The mercury was touching 40°C (104°F) and the air so humid I felt like a wet towel seconds after stepping out of the car. Yet still hundreds gathered alongside me keeping vigil outside the wreckage of St Anthony’s Shrine in Colombo.
A ring of armed police and commandos stopped us getting close to the church but even from the cordon you could see – and just as vividly smell – the destruction wrought by a suicide bomber during Easter Mass the day before.
It’s not known exactly how many died in St Anthony’s, or St Sebastian’s, another Catholic church outside Colombo that was bombed, but it is thought to be well over 100. At least seven more explosions elsewhere on the islands took the total to around 250 lives lost.
The attacks were targeted at Christians and tourists, and carried out by a small Islamist faction mainly made up of homegrown radicals and returnees from ISIS’s so-called caliphate in Syria.
Tragically, the Sri Lankan government ignored at least three warnings from foreign intelligence agencies before the attacks, including one alert at 6am on Easter Sunday.
Fearing more attacks, Cardinal Malcolm Ranjith of Colombo ordered his flock to remain at home last Sunday, asking that they fulfil their obligation by watching a televised Mass he celebrated instead.
At St Anthony’s the attack took place just before 9am, as parishioners gathered and the church bell tolled to call the faithful to celebrate Christ’s Resurrection.

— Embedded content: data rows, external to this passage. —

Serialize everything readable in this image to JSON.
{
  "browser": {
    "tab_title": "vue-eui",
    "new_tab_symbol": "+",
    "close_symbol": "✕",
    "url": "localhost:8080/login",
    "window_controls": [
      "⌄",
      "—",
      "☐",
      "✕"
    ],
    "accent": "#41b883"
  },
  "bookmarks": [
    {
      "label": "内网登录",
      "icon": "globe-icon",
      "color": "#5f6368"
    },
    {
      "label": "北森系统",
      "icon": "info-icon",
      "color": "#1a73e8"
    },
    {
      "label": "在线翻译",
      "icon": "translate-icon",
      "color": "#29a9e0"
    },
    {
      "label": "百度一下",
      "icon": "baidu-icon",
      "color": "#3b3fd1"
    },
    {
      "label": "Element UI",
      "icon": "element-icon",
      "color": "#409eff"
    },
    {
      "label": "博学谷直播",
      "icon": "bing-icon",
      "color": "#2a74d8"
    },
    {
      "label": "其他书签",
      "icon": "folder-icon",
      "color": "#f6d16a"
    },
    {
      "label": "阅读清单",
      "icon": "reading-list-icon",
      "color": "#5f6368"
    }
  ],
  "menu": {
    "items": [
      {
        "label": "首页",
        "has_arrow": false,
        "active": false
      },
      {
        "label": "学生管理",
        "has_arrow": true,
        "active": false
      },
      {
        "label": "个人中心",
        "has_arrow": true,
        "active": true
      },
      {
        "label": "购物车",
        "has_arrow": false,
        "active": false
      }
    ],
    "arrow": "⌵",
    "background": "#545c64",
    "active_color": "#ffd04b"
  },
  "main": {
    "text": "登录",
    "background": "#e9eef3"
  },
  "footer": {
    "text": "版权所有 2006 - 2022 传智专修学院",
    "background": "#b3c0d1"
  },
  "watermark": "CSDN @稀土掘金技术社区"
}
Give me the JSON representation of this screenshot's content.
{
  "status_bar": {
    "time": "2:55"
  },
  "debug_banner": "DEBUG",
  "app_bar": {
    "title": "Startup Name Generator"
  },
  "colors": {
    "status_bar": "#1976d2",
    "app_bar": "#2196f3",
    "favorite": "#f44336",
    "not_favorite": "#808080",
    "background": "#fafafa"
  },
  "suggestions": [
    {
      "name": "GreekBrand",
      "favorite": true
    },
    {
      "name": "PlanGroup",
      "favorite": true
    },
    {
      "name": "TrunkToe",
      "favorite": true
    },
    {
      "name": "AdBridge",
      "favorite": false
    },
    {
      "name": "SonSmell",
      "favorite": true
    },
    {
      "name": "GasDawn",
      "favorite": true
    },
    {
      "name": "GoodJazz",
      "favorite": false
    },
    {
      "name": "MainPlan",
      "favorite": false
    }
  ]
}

Local residents and survivors told me that when the blast occurred, they saw the roof of St Anthony’s fly into the air, with the rubble coming back down to land on the pews and those in them.
Despite the danger, and the fact that more explosives were found days after Easter near the church, people have flocked to keep watch over St Anthony’s and its victims. Candles light up the nearby streets at night while hymns echo across the police barriers. Those who came were not just Christians: Muslims wishing to show that this kind of barbarity is not part of their faith came to pay their respects, as did Buddhists, who make up the majority of Sri Lanka’s population.
“We want to send a message to the Catholics that we are all Sri Lankans,” a local market trader named Ahamed told me. “This is not my religion. The men who did this deserve to burn in hell for what they have done.”
The scenes of destruction were so great that the Sri Lankan Navy had to hose down the entire church and the paint burnt by the blast had to be removed before reconstruction could begin.
After all the bodies and wreckage had been removed, one survivor surprised the clergy and emergency services. A statue of St Anthony was just feet from where the suicide blast struck, and, after the smoke cleared, it was found to be undamaged. All the statue had to show that there had been an attack were splashes of blood from murdered worshippers. Those, the diocese decided, would never be cleaned off.